Agréable aussi est la petite ballade le long du
Potomac et des pontons où quelques bateaux dont un restaurant sont amarrés. Ça
change tellement des villes américaines qu’on a l’impression d’être totalement
ailleurs. Les rues adjacentes à la rue principales sont très résidentielles,
abritant de superbes maisons, pas forcément grandes, mais dans un style
typiquement britannique qui n’est pas sans rappeler Boston ou Notting Hill. En
beaucoup plus petit bien évidemment. C’est certainement mon coin préféré, là où
le calme côtoie l’animation, où le chic se mêle au populaire. Bref, j’aime
beaucoup. On a donc fini notre soirée dans un restaurant à tapas prenant pour trois
un plat pour deux. Proportions américaines obligent, on a eu du mal à terminer…

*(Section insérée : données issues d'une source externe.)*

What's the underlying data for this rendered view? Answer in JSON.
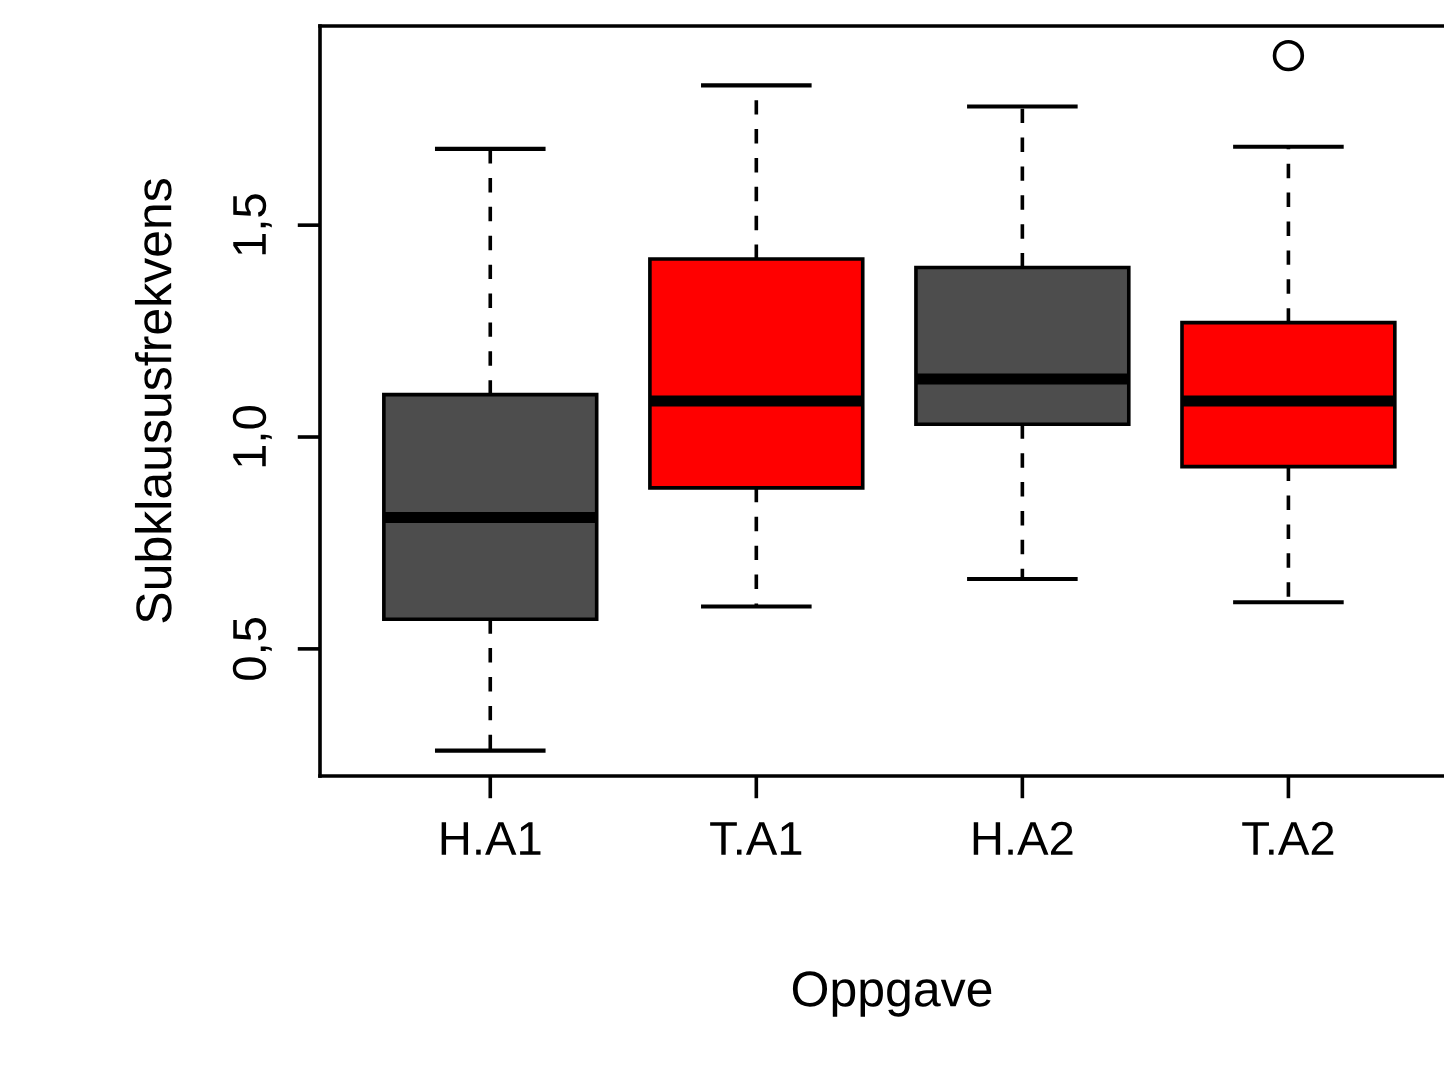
{
  "chart_data": {
    "type": "box",
    "xlabel": "Oppgave",
    "ylabel": "Subklaususfrekvens",
    "categories": [
      "H.A1",
      "T.A1",
      "H.A2",
      "T.A2"
    ],
    "colors": [
      "#4d4d4d",
      "#ff0000",
      "#4d4d4d",
      "#ff0000"
    ],
    "boxes": [
      {
        "low": 0.26,
        "q1": 0.57,
        "median": 0.81,
        "q3": 1.1,
        "high": 1.68
      },
      {
        "low": 0.6,
        "q1": 0.88,
        "median": 1.085,
        "q3": 1.42,
        "high": 1.83
      },
      {
        "low": 0.665,
        "q1": 1.03,
        "median": 1.137,
        "q3": 1.4,
        "high": 1.78
      },
      {
        "low": 0.61,
        "q1": 0.93,
        "median": 1.085,
        "q3": 1.27,
        "high": 1.685,
        "outliers": [
          1.9
        ]
      }
    ],
    "ylim": [
      0.2,
      1.97
    ],
    "yticks": [
      {
        "value": 0.5,
        "label": "0,5"
      },
      {
        "value": 1.0,
        "label": "1,0"
      },
      {
        "value": 1.5,
        "label": "1,5"
      }
    ],
    "grid": false,
    "legend": false
  }
}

A présent que je vous ai vendu du rêve, il faudrait
que je vous donne l’envers du décors. Du genre, notre arrestation, le soir à
notre retour, à 50 mètres
du campus. Je pense sincèrement qu’on a joué de malchance avec les forces de
l’ordre dans ce pays. Trois locations de voiture depuis octobre, trois
arrestations. Bon rythme. J’espère qu’il n’en est pas de même pour vous en
France autrement vous n’auriez rapidement plus de point sur votre permis. On a
donc eu la chance de cumuler trois infractions pour cette dernière arrestation.
On s’était dit qu’il fallait terminer en beauté. Donc, 50 mètres du campus, un
giros et un pti coup de sirène plus tard, on se range mais pas de suite. C’est
là le premier problème soulevé par notre ami cop. Bon, on a essayé de lui
expliquer qu’on n’allait pas s’arrêter sur la file du milieu, il s’en fout
comme de l’an quatorze. Mais la raison première de l’arrestation était de
rouler avec les feux de position alors que nous aurions du avoir les feux de
croisement. Oulala ! c’est grave ! On a aussi eu la bonne idée de
tourner dans la rue du campus directement sans prendre la voie spéciale qu’on
n’avait même pas vu. On cumule. Heureusement, de son plus bel accent français
et avec son plus beau sourire, notre conductrice préférée nous a sorti de cette
passe sans une amende ! C’est bien la première fois, d’ordinaire, rien
n’est négociable… On vit dangereusement j’vous dis !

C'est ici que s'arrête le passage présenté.